No details of the agreement have been announced, but it is expected that key features will be the unusual arrangement for a dedicated reprocessing facility and U.S. fuel supply assurances to India. Such attempts to finesse concerns about compliance with US law (the Atomic Energy Act and the Hyde Act) ignore broader concerns. By exempting India from international rules governing trade in nuclear technology, the agreement threatens to undermine the nuclear non-proliferation order and thereby the prospects for global nuclear disarmament.

Since its nuclear test in 1974, India has been subject to sanctions on trade in nuclear technology. After India and Pakistan conducted nuclear tests in 1998, the United Nations Security Council responded by condemning the tests and calling on both countries to immediately stop their nuclear weapon development programs (Resolution 1172). It also encouraged all States to prevent the export of equipment, materials or technology that could in any way assist the nuclear weapons programs of India and Pakistan.

In addition to violating Security Council Resolution 1172, the agreement also risks violating the United States' NPT obligations. Article I of the NPT prohibits nuclear-weapon states from assisting non-nuclear-weapon states in any way to acquire nuclear weapons. However, the US-India agreement would allow for the transfer of sensitive reprocessing under certain circumstances and would free up India's limited supply of domestic nuclear fuel, which can directly or indirectly help its unsafeguarded nuclear weapons program. (Note that India is not recognized as a nuclear weapons state under the NPT.)

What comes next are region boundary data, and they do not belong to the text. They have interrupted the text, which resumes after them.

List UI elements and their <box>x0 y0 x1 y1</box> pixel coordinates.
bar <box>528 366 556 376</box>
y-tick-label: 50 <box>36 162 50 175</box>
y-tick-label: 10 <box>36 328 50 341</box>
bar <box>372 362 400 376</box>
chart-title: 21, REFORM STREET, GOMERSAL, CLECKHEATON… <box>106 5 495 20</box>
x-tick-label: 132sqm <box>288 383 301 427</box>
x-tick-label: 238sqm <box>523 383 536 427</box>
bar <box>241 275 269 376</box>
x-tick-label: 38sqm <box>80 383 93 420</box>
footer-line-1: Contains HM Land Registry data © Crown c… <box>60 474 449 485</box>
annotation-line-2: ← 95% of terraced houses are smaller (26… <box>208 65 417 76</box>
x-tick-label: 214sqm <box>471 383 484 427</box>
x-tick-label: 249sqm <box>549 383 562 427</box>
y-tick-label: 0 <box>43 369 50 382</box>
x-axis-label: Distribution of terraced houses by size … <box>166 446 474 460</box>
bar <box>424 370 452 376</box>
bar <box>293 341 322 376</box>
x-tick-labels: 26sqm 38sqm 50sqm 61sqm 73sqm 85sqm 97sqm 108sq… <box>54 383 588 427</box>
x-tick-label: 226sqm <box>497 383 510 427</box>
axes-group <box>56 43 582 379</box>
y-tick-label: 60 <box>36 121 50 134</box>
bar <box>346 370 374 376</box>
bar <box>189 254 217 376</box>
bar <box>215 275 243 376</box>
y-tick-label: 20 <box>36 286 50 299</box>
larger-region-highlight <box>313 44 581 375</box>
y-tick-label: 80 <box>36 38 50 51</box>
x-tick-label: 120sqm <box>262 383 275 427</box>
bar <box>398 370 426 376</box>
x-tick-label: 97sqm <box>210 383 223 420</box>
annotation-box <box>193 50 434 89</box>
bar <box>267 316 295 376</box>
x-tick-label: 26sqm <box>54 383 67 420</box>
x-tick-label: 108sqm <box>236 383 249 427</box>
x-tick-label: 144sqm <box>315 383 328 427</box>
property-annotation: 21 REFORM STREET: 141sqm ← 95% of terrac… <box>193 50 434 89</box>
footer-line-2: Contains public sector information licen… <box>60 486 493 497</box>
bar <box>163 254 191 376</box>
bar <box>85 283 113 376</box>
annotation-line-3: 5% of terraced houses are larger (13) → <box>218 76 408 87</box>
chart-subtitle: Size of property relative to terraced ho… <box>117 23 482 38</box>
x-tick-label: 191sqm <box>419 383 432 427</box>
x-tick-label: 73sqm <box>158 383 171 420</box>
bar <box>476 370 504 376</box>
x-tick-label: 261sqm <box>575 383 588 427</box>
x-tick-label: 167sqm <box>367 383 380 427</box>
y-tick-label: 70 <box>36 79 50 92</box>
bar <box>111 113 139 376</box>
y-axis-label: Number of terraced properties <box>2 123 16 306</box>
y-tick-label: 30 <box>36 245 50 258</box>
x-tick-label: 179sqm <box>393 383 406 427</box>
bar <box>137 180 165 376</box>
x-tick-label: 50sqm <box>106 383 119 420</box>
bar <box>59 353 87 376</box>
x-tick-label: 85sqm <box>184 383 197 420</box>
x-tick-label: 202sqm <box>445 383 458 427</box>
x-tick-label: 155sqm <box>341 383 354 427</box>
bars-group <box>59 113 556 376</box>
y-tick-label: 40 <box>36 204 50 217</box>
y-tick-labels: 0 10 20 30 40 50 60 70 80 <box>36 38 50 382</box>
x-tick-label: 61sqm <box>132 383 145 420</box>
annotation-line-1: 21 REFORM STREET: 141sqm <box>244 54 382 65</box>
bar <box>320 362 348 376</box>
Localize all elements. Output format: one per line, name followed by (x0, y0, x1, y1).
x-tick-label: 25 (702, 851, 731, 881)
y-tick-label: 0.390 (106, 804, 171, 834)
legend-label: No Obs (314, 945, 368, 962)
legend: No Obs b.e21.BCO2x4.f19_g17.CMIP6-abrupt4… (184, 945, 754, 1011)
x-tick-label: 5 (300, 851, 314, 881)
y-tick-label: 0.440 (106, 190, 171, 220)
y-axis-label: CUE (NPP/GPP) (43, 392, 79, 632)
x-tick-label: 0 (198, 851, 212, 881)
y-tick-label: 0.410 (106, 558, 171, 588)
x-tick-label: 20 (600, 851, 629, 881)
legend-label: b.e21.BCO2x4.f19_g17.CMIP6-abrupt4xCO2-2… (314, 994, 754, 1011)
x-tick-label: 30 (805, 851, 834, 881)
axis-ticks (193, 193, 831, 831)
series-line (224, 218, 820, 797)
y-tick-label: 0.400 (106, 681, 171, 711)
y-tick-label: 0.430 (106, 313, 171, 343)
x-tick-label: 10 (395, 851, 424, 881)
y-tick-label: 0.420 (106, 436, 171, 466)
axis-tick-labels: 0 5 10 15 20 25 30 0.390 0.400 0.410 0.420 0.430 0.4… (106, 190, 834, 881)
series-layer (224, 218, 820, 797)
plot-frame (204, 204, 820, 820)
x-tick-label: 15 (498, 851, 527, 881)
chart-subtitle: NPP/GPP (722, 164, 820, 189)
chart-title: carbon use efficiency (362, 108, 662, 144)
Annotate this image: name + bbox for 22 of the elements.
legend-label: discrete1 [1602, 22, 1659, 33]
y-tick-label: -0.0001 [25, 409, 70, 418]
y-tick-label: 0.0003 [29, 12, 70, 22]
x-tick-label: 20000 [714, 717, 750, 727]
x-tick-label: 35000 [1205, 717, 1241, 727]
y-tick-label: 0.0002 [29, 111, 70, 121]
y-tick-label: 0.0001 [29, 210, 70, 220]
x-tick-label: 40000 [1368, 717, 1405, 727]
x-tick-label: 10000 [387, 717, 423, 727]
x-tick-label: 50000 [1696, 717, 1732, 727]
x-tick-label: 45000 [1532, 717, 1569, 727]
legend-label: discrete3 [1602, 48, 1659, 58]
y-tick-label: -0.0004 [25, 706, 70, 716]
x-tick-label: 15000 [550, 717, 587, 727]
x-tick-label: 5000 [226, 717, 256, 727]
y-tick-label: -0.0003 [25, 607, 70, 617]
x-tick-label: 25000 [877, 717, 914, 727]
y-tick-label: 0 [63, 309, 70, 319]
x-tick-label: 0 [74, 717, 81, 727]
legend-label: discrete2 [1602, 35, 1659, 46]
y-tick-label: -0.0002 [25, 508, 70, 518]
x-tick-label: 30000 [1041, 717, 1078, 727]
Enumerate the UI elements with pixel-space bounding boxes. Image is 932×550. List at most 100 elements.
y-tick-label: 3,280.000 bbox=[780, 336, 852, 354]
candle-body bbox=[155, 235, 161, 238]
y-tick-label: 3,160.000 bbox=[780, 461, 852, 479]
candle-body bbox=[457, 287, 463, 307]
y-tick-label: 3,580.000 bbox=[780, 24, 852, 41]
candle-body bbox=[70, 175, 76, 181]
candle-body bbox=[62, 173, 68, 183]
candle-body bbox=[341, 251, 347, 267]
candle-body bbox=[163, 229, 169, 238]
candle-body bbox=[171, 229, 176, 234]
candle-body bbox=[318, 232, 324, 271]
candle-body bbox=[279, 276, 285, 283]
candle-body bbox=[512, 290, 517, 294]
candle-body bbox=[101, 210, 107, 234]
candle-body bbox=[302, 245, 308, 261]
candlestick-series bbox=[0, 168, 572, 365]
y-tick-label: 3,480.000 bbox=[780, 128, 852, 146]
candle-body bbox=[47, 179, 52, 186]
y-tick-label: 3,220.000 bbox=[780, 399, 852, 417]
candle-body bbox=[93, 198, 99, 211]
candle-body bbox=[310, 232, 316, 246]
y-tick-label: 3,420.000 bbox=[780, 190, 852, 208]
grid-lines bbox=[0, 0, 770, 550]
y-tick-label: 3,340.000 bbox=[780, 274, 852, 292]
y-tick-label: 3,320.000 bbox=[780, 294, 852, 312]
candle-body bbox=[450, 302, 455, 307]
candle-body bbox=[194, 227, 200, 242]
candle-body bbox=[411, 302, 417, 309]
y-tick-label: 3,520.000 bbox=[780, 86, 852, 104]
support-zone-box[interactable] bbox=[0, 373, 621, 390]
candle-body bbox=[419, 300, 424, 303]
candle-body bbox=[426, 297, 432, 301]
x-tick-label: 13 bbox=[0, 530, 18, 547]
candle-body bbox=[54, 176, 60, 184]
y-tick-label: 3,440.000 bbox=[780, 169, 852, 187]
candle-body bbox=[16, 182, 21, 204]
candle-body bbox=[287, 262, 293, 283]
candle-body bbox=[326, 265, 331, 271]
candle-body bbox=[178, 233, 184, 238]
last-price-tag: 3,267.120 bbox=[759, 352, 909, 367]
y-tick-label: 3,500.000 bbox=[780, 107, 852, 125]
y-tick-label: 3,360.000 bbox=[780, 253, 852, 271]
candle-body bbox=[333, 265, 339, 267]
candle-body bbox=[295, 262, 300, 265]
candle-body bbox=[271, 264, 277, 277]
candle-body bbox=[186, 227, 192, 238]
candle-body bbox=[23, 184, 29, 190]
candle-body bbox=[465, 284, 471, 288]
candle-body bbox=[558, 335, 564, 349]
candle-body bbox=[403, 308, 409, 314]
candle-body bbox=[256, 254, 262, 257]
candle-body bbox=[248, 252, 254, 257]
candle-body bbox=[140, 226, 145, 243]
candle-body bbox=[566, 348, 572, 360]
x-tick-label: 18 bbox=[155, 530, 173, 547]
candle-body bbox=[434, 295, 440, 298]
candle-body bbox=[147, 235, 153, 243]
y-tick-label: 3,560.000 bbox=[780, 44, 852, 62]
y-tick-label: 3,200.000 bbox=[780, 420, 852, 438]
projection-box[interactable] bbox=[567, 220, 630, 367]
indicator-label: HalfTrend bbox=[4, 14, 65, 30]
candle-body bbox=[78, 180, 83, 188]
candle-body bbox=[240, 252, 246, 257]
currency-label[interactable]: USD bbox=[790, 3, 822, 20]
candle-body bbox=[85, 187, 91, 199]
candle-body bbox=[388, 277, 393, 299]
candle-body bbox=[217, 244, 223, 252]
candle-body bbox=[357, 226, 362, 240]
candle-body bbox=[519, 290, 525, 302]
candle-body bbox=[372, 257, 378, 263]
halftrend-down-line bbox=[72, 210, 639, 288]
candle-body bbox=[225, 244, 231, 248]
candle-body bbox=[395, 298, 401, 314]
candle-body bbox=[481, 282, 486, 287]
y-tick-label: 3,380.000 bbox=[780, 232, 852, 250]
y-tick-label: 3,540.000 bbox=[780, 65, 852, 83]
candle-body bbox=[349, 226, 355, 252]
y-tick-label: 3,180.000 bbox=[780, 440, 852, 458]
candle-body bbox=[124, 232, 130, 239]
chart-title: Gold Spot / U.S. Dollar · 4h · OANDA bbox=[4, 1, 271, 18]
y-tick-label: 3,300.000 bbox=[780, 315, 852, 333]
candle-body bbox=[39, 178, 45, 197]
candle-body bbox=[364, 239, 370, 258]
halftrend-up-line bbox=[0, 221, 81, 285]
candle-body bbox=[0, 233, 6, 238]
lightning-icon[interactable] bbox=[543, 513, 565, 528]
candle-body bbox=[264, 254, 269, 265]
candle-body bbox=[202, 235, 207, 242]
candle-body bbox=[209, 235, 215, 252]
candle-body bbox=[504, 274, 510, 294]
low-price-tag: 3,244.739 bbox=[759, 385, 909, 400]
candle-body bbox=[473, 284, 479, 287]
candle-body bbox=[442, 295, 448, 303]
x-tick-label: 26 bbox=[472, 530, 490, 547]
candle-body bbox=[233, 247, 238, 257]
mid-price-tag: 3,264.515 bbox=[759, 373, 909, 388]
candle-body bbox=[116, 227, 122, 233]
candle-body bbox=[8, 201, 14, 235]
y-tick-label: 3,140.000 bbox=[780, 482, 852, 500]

Despite developing and testing nuclear weapons outside the framework of the NPT, India is getting more favorable treatment than any NPT state with which the United States has a nuclear cooperation agreement. This is in part because the agreement would grant India consent to reprocess U.S.-origin nuclear fuel without ensuring that its entire nuclear fuel
cycle complex is under safeguards.

One might expect that, in return for this favorable treatment, India would agree to take meaningful steps towards nuclear disarmament. For example, it could agree to stop producing fissile materials and join the Comprehensive Test Ban Treaty. But the agreement offers nothing of the sort. It represents a hasty attempt to cobble together something before the end of President Bush's term in office.